The book’s essential information derives from close readings of seventy films and detailed analyses of the directors’ careers from their beginnings up to the present. I had watched most of the films upon their initial theatrical release and then revisited them for the book, examining in the process the extent to which I have changed my reactions to them. As a senior critic for Variety and then as chief critic for Screen International, I have reviewed about two dozen of these films at their world premieres, often at the Cannes, Sundance, and Toronto Film Festivals. A large portion of the data is based on my interviews with the five directors over the past three decades, either at festivals or when they promoted the release of their pictures in the United States.
The merits of some of the films have been acknowledged by awards from the New York Film Critics Circle, the Los Angeles Film Critics Association, and the National Society of Film Critics. I am particularly gratified that Almodóvar’s All About My Mother won Best Picture from the Los Angeles Film Critics Association while I was the president of that group (1997–2000). The film then went on to win both a Golden Globe and an Oscar for Best Foreign Language Film.
The book examines all the feature films made by the five directors, regardless of their relative commercial appeal and artistic merit. Most of the films have been shown theatrically by the specialty units of the Hollywood studios (Sony Pictures Classics, Fox Searchlight, Focus Features). Thus, their exhibition went beyond film festivals and niche markets. The book attempts to explain the differential appeal of these films, including the box-office failure of interesting movies—such as Van Sant’s Elephant—that deserved greater public recognition.
A major goal of Gay Directors, Gay Films? is to enliven the discussion of what constitutes a specifically gay film and how we define gay sensibility. However, I am by no means suggesting that the directors’ sexual orientation is the only (or primary) factor in their creative endeavors. The impact of sexual orientation on a director’s career and output may be relative, differing from one career phase to another and from one picture to the next. Nor am I suggesting that films made by gay directors are necessarily defined by a unified or monolithic orientation.

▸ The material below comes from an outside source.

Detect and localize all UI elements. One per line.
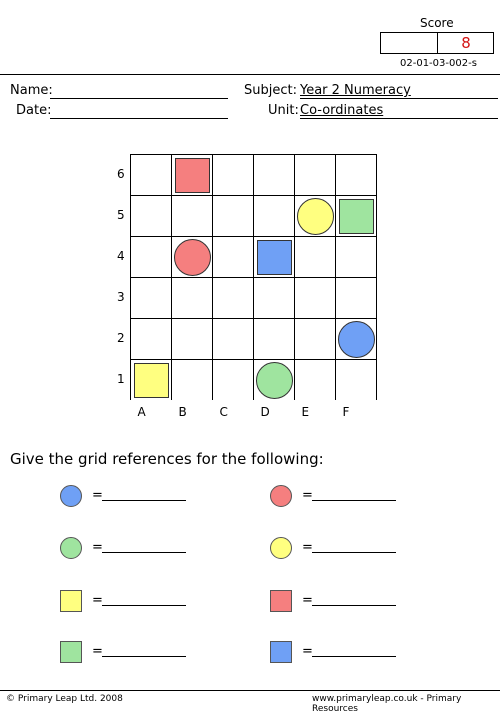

There is no one way to look at, discuss, analyze, appreciate, and enjoy films. My reading of films in this book may not be conventional but it is a legitimate one, standing alongside other kinds of readings based on different perspectives.5 I easily could have dissected the films and interpreted the directors who have made them from another theoretical perspective. But I hope that the discussions in my book will induce readers to catch some good films they have missed or to see familiar films again in a different light.